Open-source models synthesize better than Opus, and GPT-5.5 is the worst

2026-06-17 · TrustedRouter Synth Draco on GitHub

Synth is TrustedRouter's multi-model fusion — a panel of models, a judge, and a synthesizer behind one API. This is the research behind it. Try Synth →

Update: we have since run the full judge × synthesizer grid, with more complete recommendations — the best judge, and the best judge-and-synthesizer pairing. See Synth is two jobs: the best synthesizer pairs a Kimi-k2.6 judge with a GLM-5.2 synthesizer, 73.4 on DRACO.

Synthesizing a panel of research reports into one answer is a skill of its own, and the best model at it is open-weights. We ran the test directly. On DRACO, our suite of 100 agentic deep-research tasks judged by gemini-3.1-pro, we held one thing fixed and varied one thing. The fixed part is a five-model panel — gpt-5.5, opus-4.8, gemini-3-flash, kimi-k2.6, and deepseek-v4-pro — plus a single fixed judge analysis. Every panelist sees the same task and writes the same report each time. The one thing we swap is the final model that reads those five reports and writes the answer, the slot we call the synthesizer. Whatever moves in the score is the synthesizer and nothing else.

MiniMax-M3 and GLM-5.2 are the two best, within half a point — 71.6 and 71.1 — and our fuller judge × synthesizer grid edges GLM-5.2 ahead as the best synthesizer. Both are open-weights, and both finish ahead of Claude Opus 4.8 at 70.6. That ordering should give you pause. The frontier closed model loses the synthesis slot to two models you can download, on a task where the panel feeding all three is identical.

Synthesizer	DRACO score (full 100)
minimax-m3	71.6
glm-5.2	71.1
opus-4.8	70.6
kimi-k2.6	67.0
deepseek-v4-pro	65.7
gpt-5.5	62.2
gemma-4-31b	54.0

The sharpest result is GPT-5.5. Run on its own as a researcher, it is the strongest single model on this benchmark, scoring 63.0 solo. Hand it five reports to reconcile and it drops to 62.2, the bottom of the capable synthesizers, below DeepSeek V4 Pro at 65.7 and Kimi K2.6 at 67.0. The model that is best at doing the research alone lands among the worst at reconciling the research of others. Solving a task and synthesizing five reports are two different abilities, and being excellent at the first tells you almost nothing about the second.
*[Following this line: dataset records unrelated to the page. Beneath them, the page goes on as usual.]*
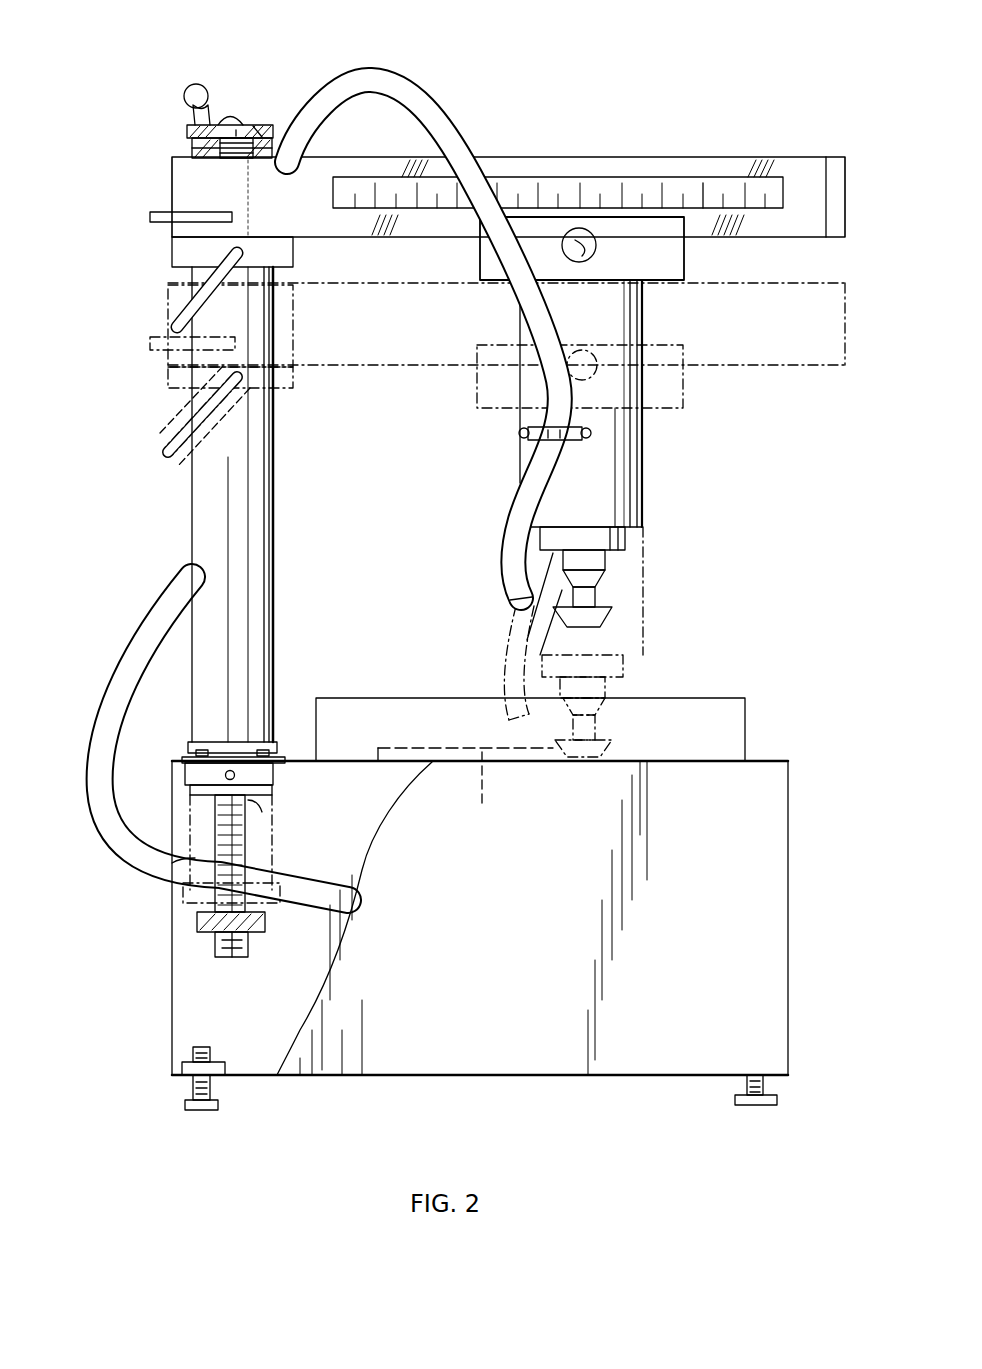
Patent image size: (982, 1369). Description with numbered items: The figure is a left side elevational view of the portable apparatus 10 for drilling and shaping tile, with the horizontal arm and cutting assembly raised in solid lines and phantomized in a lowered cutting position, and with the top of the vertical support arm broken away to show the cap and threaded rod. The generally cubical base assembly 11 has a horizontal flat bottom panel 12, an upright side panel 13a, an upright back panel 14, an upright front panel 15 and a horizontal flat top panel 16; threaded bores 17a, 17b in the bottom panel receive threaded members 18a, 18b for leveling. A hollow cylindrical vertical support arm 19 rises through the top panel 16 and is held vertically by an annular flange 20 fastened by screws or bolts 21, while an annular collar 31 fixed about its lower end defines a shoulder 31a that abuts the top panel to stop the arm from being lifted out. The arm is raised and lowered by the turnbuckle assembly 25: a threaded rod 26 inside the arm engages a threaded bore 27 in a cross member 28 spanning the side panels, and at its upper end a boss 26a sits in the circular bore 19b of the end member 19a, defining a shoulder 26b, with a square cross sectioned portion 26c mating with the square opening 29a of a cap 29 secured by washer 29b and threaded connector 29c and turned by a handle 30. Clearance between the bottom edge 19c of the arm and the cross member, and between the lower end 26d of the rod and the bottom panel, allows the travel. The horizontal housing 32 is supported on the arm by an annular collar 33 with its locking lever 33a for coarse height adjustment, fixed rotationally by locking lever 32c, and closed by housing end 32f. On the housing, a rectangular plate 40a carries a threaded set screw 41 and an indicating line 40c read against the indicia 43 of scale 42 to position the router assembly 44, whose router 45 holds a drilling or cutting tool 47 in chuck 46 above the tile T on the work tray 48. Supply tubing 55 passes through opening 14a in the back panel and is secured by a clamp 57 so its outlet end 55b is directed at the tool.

The portable apparatus 10 is at (705, 683).
The base assembly 11 is at (477, 911).
The horizontal flat bottom panel 12 is at (420, 1077).
The upright side panel 13a is at (702, 881).
The upright back panel 14 is at (172, 1018).
The opening in back panel 14a is at (178, 878).
The upright front panel 15 is at (788, 1000).
The horizontal flat top panel 16 is at (775, 760).
The threaded bore 17a is at (215, 1080).
The threaded bore 17b is at (765, 1078).
The threaded member 18a is at (190, 1102).
The threaded member 18b is at (745, 1098).
The vertical support arm 19 is at (258, 633).
The end member 19a is at (192, 148).
The circular bore 19b is at (243, 162).
The bottom edge of support arm 19c is at (268, 795).
The annular flange 20 is at (215, 745).
The screws or bolts 21 is at (265, 750).
The turnbuckle assembly 25 is at (183, 890).
The threaded rod 26 is at (245, 850).
The boss 26a is at (240, 140).
The shoulder 26b is at (205, 160).
The square cross sectioned portion 26c is at (262, 128).
The lower end of threaded rod 26d is at (200, 957).
The threaded bore 27 is at (246, 944).
The cross member 28 is at (264, 921).
The cap 29 is at (190, 130).
The square opening 29a is at (236, 125).
The washer 29b is at (205, 108).
The threaded connector 29c is at (228, 116).
The handle 30 is at (184, 97).
The annular collar 31 is at (272, 770).
The shoulder 31a is at (185, 760).
The horizontal housing 32 is at (803, 175).
The locking lever 32c is at (165, 216).
The housing end 32f is at (835, 195).
The annular collar 33 is at (190, 252).
The locking lever 33a is at (185, 310).
The rectangular plate 40a is at (684, 262).
The indicating line 40c is at (590, 232).
The threaded set screw 41 is at (580, 252).
The scale 42 is at (628, 182).
The indicia 43 is at (705, 188).
The router assembly 44 is at (650, 510).
The router 45 is at (628, 448).
The chuck 46 is at (585, 565).
The drilling or cutting tool 47 is at (585, 615).
The work tray 48 is at (413, 686).
The supply tubing 55 is at (450, 125).
The outlet end 55b is at (515, 600).
The clamp 57 is at (525, 437).
The tile T is at (481, 794).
A great soloist defaults to its own view. A great synthesizer weighs five views it didn't write and resolves where they disagree.

Size matters here in a way it does not for a panelist. Gemma-4-31b collapses to 54.0, nearly eighteen points under the leaders. A 31-billion-parameter model holds its own as one voice on the panel, then runs out of room when asked to hold five frontier reports in context and reconcile them at once. The synthesizer has to keep all the evidence live, track which source said what, and adjudicate conflicts, and a small model lacks the room to do it. Panelists can stay small because each owns one slice. The synthesizer owns the whole thing, so it has to be big.

The obvious objection: if GLM-5.2 is the best synthesizer, why not just use it? Because it goes blank on Taiwan and Hong Kong. As we documented in the best synthesizer goes blank on Taiwan, GLM-5.2 refuses politically sensitive China content, and a synthesizer that drops whole topics is unsafe as a default no matter how the average score reads. GLM-5.2 is the strongest synthesizer, but it carries that hole; MiniMax-M3 is a hair behind with no such gap, which makes it the model we'd actually put in the synthesizer slot as the safe default.

This sits on top of the result in our synth evals post, where assembling a panel and synthesizing it beats any single frontier model, and it extends the finding from the best open models aren't on your leaderboard: solo-model rankings fail to predict who fuses well. The synthesizer is a capability you have to measure on its own, because the usual proxies of raw smarts, parameter count, and solo benchmark rank all mislead. You can see every panelist and judge model on our models page, and the harness that produced these numbers is open at TrustedRouter Synth Draco.

If synthesis is a separate skill, it is a separate training target. A model could be built specifically to read N reports and produce one reconciled answer, optimized for that job alone, free of any requirement that it also be a pleasant chatbot or a strong solo researcher. The synthesizer slot is the most consequential position in an agentic research stack, since it decides what the user actually reads, and right now we fill it with general-purpose models that happen to be decent at it. The numbers say a purpose-built synthesizer would beat all of them.